О разговоре этом он, конечно же, Кате ничего не оказал, да и постарался забыть. Так и не знает до сих пор, написал ли на него полковник, да и жив ли остался, потому что в тот же день немцы кинулись на прорыв, начались жестокие бои...
И это надо было так случиться: война уж кончилась, неожиданной жарой обрушился май, дивизия сворачивалась, добивая отдельные группки. Они ехали веселые в «виллисе», сейчас и не помнит, куда и зачем, как дали по ним из пулемета, наверное, бандиты стреляли из перелеска. Катю легко зацепило, а его... Он лежал в госпитале в Риге, лежал долго, дважды его оперировали.

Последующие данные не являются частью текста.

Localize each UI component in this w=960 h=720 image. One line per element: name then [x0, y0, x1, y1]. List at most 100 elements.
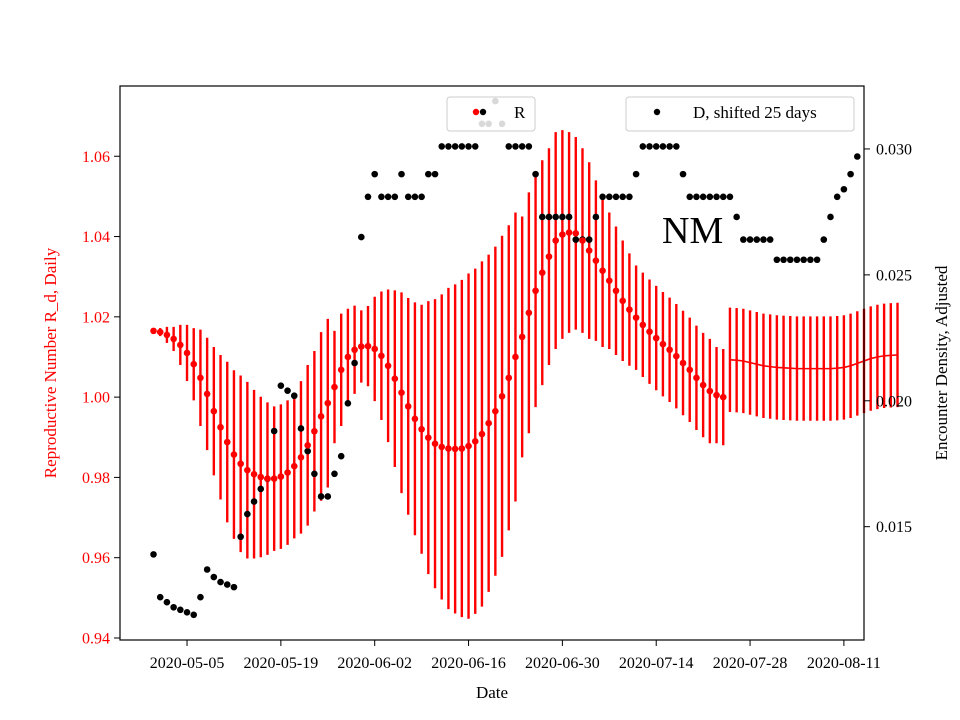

Потом Катя рассказывала: врачи думали, с ним конец, но она была все время рядом, она жила прямо тут, в палате, никто не мог ее выдворить, и он, приходя в себя, видел ее серые глаза, и в них открывалась ему даль, зовущая к жизни, и он не столько умом, сколько душой чувствовал — все равно выберется, все равно одолеет хворобу, хотя бы для того, чтобы быть все время с Катей, ничего другого ему и не нужно было.